Thursday, March 13, 2025

Wandering

I enjoy taking long walks in Mexico City, wandering through neighborhoods and along streets that are new to me.  Last week when I went to see the mural inside of the Torre Manacar, I could have taken the Metrobus back to the apartment, or walked back along Insurgentes Avenue, a route that I have taken many times.  Instead, I decided to go a couple blocks to the west, and take a route parallel to Insurgentes along mainly residential streets. It is always amazing how in just a short distance, you leave behind the hustle and bustle of the largest city in North America and enter a tranquil neighborhood.

I was walking though a "colonia" called Insurgentes Mixcoac.  It is a pleasant, upper-middle class area of quiet streets and walls covered in bougainvilleas.


The streets here are named after cities and regions of Spain.  I came to a round-about called Plaza Sevilla.  In the center was a pretty, obelisk-shaped monument decorated with stained glass panels.

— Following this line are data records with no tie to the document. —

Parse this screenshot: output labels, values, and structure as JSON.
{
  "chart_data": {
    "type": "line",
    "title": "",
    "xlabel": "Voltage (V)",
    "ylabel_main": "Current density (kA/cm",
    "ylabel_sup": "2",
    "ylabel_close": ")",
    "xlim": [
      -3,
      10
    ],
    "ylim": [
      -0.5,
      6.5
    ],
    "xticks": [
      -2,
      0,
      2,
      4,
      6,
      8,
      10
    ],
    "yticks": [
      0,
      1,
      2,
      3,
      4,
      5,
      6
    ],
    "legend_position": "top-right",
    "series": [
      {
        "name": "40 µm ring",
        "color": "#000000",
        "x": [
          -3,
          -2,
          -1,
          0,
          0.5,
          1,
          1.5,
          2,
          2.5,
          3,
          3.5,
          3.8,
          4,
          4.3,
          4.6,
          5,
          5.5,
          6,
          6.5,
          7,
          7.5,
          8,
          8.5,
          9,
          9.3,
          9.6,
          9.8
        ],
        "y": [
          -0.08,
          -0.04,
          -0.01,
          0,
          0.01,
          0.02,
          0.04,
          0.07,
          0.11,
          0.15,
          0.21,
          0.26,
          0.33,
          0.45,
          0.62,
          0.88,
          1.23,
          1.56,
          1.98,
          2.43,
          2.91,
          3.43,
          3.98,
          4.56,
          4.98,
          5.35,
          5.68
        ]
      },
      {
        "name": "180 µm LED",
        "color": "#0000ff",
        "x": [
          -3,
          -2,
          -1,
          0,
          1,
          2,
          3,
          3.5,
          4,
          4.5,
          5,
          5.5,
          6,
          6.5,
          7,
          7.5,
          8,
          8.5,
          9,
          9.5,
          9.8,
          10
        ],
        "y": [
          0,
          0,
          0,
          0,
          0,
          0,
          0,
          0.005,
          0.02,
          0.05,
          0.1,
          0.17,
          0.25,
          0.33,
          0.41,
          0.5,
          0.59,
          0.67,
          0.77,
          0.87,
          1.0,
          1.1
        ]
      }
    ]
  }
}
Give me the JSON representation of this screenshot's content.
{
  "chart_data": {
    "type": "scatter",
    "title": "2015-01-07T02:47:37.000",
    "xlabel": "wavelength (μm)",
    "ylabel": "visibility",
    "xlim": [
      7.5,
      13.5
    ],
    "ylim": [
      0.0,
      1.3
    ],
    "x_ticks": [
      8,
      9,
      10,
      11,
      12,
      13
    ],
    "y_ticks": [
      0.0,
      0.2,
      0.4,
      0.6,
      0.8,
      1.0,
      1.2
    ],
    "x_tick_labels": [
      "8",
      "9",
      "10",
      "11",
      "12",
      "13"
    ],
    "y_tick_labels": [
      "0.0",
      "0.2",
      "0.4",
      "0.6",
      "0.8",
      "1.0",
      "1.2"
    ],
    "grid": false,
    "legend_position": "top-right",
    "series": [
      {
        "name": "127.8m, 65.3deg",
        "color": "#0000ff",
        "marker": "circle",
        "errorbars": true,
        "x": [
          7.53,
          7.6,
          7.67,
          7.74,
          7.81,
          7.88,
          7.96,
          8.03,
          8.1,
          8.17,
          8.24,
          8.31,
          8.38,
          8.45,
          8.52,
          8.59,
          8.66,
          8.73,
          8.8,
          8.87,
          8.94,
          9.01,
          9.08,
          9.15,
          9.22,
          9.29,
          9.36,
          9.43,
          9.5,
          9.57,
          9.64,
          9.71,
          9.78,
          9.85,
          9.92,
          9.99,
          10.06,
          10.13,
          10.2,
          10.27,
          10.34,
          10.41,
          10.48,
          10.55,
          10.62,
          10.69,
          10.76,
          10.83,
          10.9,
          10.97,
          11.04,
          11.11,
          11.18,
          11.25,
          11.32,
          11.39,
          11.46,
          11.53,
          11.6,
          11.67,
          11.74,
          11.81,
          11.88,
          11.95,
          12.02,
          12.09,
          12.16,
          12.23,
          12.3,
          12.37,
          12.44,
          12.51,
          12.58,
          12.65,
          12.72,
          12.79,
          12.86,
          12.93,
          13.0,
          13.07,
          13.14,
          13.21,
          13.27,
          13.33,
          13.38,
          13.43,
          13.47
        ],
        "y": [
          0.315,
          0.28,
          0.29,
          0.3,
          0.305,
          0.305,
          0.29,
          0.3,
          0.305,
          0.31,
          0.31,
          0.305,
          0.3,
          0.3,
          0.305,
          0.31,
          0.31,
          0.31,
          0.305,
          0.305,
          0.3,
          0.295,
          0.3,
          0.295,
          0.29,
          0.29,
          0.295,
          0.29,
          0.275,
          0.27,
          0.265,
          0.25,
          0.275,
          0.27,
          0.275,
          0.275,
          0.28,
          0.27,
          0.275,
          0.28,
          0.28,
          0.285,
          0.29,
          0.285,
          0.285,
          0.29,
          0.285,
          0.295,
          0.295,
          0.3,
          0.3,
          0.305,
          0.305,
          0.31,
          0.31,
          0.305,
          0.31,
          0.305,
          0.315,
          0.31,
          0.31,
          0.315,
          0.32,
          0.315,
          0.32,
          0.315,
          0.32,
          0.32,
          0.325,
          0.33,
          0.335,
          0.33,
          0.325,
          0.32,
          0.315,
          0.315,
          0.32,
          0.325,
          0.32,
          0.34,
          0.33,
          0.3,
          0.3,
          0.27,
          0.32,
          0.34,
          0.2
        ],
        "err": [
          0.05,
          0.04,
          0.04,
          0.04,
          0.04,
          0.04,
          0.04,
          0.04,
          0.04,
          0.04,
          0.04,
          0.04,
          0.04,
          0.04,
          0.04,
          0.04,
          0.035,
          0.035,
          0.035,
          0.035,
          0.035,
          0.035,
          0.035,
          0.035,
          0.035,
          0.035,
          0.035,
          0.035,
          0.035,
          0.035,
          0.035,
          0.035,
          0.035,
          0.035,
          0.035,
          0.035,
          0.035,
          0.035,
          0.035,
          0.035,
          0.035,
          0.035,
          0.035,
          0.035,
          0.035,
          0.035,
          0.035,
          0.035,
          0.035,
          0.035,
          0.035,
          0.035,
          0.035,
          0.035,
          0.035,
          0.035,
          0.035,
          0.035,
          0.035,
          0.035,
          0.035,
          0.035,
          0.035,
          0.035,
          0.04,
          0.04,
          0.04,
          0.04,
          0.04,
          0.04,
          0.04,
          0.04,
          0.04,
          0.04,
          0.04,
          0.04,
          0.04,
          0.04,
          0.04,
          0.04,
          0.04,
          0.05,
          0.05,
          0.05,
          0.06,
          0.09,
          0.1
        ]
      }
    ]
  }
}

I later read that it had been built in the 1920s and had been designed by a couple of the leading Mexico City architects of that era.  It had fallen into disrepair, but was restored a few years ago.

Continuing northward, I crossed into another neighborhood called Extremadura Mixcoac.  There were many apartment buildings, but also a few large, colonial-style houses such as this one still exist.



  Another house had a colorful and distinctive entrance.



I came to the side of "Parque Hundido", a large park which faces Insurgentes Avenue.  The name means "Sunken Park", and at one time it was the site of a brickyard.


In the center of the photo, you see another palm tree which has died due to an infestation of the red palm weevil.


The park is dotted with replicas of pre-Hispanic sculptures.  Unfortunately, the carvings are not identified, although I recognized some from my visits to museums and archaeological sites.  This one, for example, is a replica of a carved stone from the Zapotec ruins of Monte Albán in the state of Oaxaca.



After cutting through the park, I found myself one again on Insurgentes Avenue.  It was early evening, so I took that familiar route the rest of the way back to the apartment.